UN SOLO REY, Y SEÑOR.
En el tiempo presente vemos un mundo dividido por guerras, idolatría, orgullo y pecado. Líderes que imponen su voluntad por la fuerza y dioses falsos que compiten por la lealtad de los hombres. Pero llegará el momento definitivo en que toda soberanía rival cesará y toda rodilla se doblará delante del Señor de señores; solamente su nombre será exaltado, tal como lo afirma el profeta de Dios: “El SEÑOR será rey sobre toda la tierra. En aquel día habrá un solo SEÑOR y únicamente su nombre será adorado.” Zacarías capítulo 14 versículo 9.

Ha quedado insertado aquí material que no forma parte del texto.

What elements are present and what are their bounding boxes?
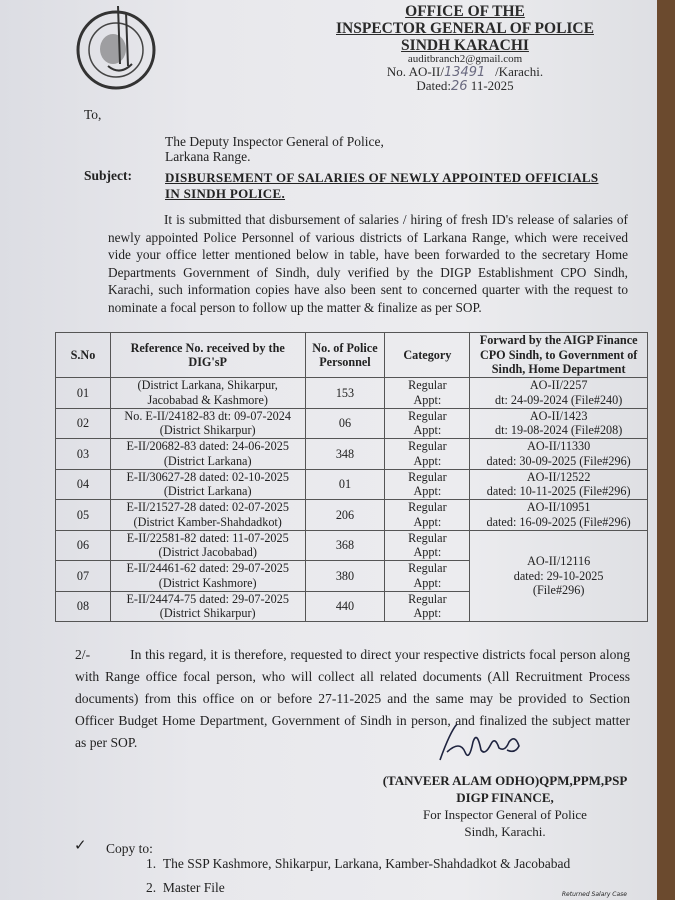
signatory-place: Sindh, Karachi. [464,824,546,839]
col-header-category: Category [385,333,470,378]
cell-sno: 05 [56,500,111,531]
cell-sno: 04 [56,469,111,500]
cell-personnel: 380 [305,561,385,592]
col-header-forward: Forward by the AIGP Finance CPO Sindh, to Government of Sindh, Home Department [470,333,648,378]
police-seal-logo [68,4,164,92]
cell-personnel: 206 [305,500,385,531]
cell-reference: E-II/24461-62 dated: 29-07-2025 (District Kashmore) [110,561,305,592]
cell-reference: E-II/22581-82 dated: 11-07-2025 (District Jacobabad) [110,530,305,561]
letterhead-email: auditbranch2@gmail.com [407,53,523,65]
table-row [56,439,648,470]
footer-stamp: Returned Salary Case [561,891,627,898]
cell-reference: E-II/24474-75 dated: 29-07-2025 (District Shikarpur) [110,591,305,622]
cell-sno: 01 [56,378,111,409]
cell-forward: AO-II/11330 dated: 30-09-2025 (File#296) [470,439,648,470]
copy-to-label: Copy to: [106,841,153,856]
table-row [56,378,648,409]
cell-forward-merged: AO-II/12116 dated: 29-10-2025 (File#296) [470,530,648,622]
letter-number: No. AO-II/13491 /Karachi. [386,64,544,80]
table-row [56,500,648,531]
signatory-block [380,772,630,840]
table-row [56,530,648,561]
table-header-row [56,333,648,378]
cell-forward: AO-II/2257 dt: 24-09-2024 (File#240) [470,378,648,409]
signature [435,722,525,772]
letter-date: Dated:26 11-2025 [416,78,514,94]
letterhead-line2: INSPECTOR GENERAL OF POLICE [336,20,594,37]
letterhead-line3: SINDH KARACHI [401,37,529,54]
cell-sno: 08 [56,591,111,622]
letterhead-line1: OFFICE OF THE [405,3,525,20]
check-mark-icon: ✓ [74,838,87,854]
table-row [56,408,648,439]
paragraph-1: It is submitted that disbursement of salaries / hiring of fresh ID's release of salaries of newly appointed Police Personnel of various districts of Larkana Range, which were received vide your office letter mentioned below in table, have been forwarded to the secretary Home Departments Government of Sindh, duly verified by the DIGP Establishment CPO Sindh, Karachi, such information copies have also been sent to concerned quarter with the request to nominate a focal person to follow up the matter & finalize as per SOP. [108,212,628,315]
cell-sno: 02 [56,408,111,439]
cell-personnel: 153 [305,378,385,409]
cell-sno: 06 [56,530,111,561]
letterhead [300,3,630,93]
col-header-reference: Reference No. received by the DIG'sP [110,333,305,378]
cell-reference: E-II/30627-28 dated: 02-10-2025 (District Larkana) [110,469,305,500]
cell-personnel: 368 [305,530,385,561]
cell-personnel: 440 [305,591,385,622]
signatory-for: For Inspector General of Police [423,807,587,822]
cell-reference: E-II/20682-83 dated: 24-06-2025 (District Larkana) [110,439,305,470]
table-row [56,469,648,500]
cell-reference: (District Larkana, Shikarpur, Jacobabad & Kashmore) [110,378,305,409]
cell-reference: E-II/21527-28 dated: 02-07-2025 (District Kamber-Shahdadkot) [110,500,305,531]
cell-forward: AO-II/10951 dated: 16-09-2025 (File#296) [470,500,648,531]
cell-reference: No. E-II/24182-83 dt: 09-07-2024 (District Shikarpur) [110,408,305,439]
cell-category: Regular Appt: [385,469,470,500]
cell-category: Regular Appt: [385,439,470,470]
copy-item: 2. Master File [146,880,225,895]
cell-forward: AO-II/12522 dated: 10-11-2025 (File#296) [470,469,648,500]
handwritten-number: 13491 [443,65,486,80]
cell-personnel: 06 [305,408,385,439]
cell-category: Regular Appt: [385,408,470,439]
cell-sno: 03 [56,439,111,470]
col-header-personnel: No. of Police Personnel [305,333,385,378]
addressee: The Deputy Inspector General of Police, Larkana Range. [165,134,384,164]
cell-category: Regular Appt: [385,378,470,409]
cell-category: Regular Appt: [385,591,470,622]
copy-list [146,852,570,900]
cell-category: Regular Appt: [385,530,470,561]
cell-category: Regular Appt: [385,500,470,531]
cell-category: Regular Appt: [385,561,470,592]
cell-sno: 07 [56,561,111,592]
cell-personnel: 348 [305,439,385,470]
copy-item: 1. The SSP Kashmore, Shikarpur, Larkana, Kamber-Shahdadkot & Jacobabad [146,856,571,871]
salary-references-table [55,332,648,622]
subject-text: DISBURSEMENT OF SALARIES OF NEWLY APPOINTED OFFICIALS IN SINDH POLICE. [165,170,599,201]
col-header-sno: S.No [56,333,111,378]
signatory-title: DIGP FINANCE, [456,790,554,805]
handwritten-day: 26 [451,79,468,94]
signatory-name: (TANVEER ALAM ODHO)QPM,PPM,PSP [382,773,628,788]
cell-personnel: 01 [305,469,385,500]
to-label: To, [84,107,102,122]
cell-forward: AO-II/1423 dt: 19-08-2024 (File#208) [470,408,648,439]
subject-label: Subject: [84,168,132,183]
paragraph-2: 2/- In this regard, it is therefore, requested to direct your respective districts focal person along with Range office focal person, who will collect all related documents (All Recruitment Process documents) from this office on or before 27-11-2025 and the same may be provided to Section Officer Budget Home Department, Government of Sindh in person, and finalized the subject matter as per SOP. [75,647,630,750]
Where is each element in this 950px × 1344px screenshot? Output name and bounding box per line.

Estas palabra de esperanza el profeta lo anunció en medio de un contexto de juicio y restauración de la ciudad Santa. La mirada de Zacarías no se quedó solo en la restauración terrenal de la ciudad; sino que también apunta al final de los tiempos, cuando la historia humana alcance su plenitud en Dios, y el Creador de todo lo existente empiece a gobernar su creación. Este gobierno Divino no será una imposición violenta, sino el reconocimiento gozoso y universal de que solo Yahvé es el verdadero Rey y Señor.
Cuando finalmente Dios gobierne su creación, habrá un solo SEÑOR. Esto no significa que antes hubiera varios dioses reales, sino que la humanidad dejará de postrarse ante ídolos: el poder, el dinero, el placer, la ciencia sin Dios, las ideologías absolutas. Todo aquello que ocupaba el trono del corazón del hombre será derribado. La unicidad de Dios dejará de ser una doctrina debatida para convertirse en una realidad palpable. Como Pablo escribe: «para que en el nombre de Jesús se doble toda rodilla… y toda lengua confiese que Jesucristo es el Señor.
El nombre representa la persona, el carácter y la autoridad de Dios. En un mundo donde los nombres de líderes, marcas o filosofías reciben lealtad casi religiosa, el texto afirma que solo el nombre divino permanecerá como objeto de adoración genuina. Esto implica una purificación profunda: ninguna reputación humana, ningún sistema, ningún ídolo velado compartirá la gloria que solo corresponde al Creador.
En el glorioso reino de Dios no habrá lugar para confusión espiritual ni para corazones divididos o indecisos. Todo sin excepción estará perfectamente centrado en la persona y obra de Cristo. Hoy, el Señor también desea reinar completa y absolutamente en lo más profundo de nuestro corazón. No se conforma con ser solo una parte o un aspecto más de nuestra vida, sino que anhela ser el verdadero centro, el eje y la razón de todo nuestro ser.
Esta hermosa palabra nos anima y motiva a vivir desde este mismo momento como auténticos ciudadanos del Reino de Dios. Aunque el mundo cambie constantemente y sus valores se transformen, Dios permanece siempre siendo el Soberano absoluto. Aunque existan dificultades, pruebas o adversidades, su trono se mantiene firme e inamovible por toda la eternidad. Y aunque hoy muchos rechacen su nombre y su autoridad, llegará irremediablemente el día en que toda la creación, sin excepción, proclamará con toda verdad que Jesucristo es el Señor.
¿Vivimos hoy como si ese reino glorioso de nuestro Señor ya estuviera realmente presente y activo en nuestra vida? ¿O seguimos dividiendo nuestra lealtad y nuestro afecto entre Dios y otros falsos “señores”, como el trabajo desmedido, la búsqueda de reconocimiento, el miedo excesivo al qué dirán o incluso nuestros propios planes e intereses? La promesa que Zacarías nos entregó no es solo una esperanza futura: el Espíritu Santo ya comienza a unificar y transformar nuestro corazón, para que honremos, exaltemos y glorifiquemos un solo nombre en cada decisión que tomamos, en cada pensamiento que surge y en cada afecto que experimentamos.
Oremos:
Señor, Rey del universo y Soberano de toda la creación, purifica profundamente mi corazón de esos ídolos sutiles que intentan ocupar Tu lugar. Enséñame a vivir cada día bajo el amparo de Tu soberanía, esperando con fe y esperanza el día en que toda la tierra reconozca plenamente que solo Tú eres santo, único y digno de toda honra, gloria y adoración. En el nombre de Jesús, Amén.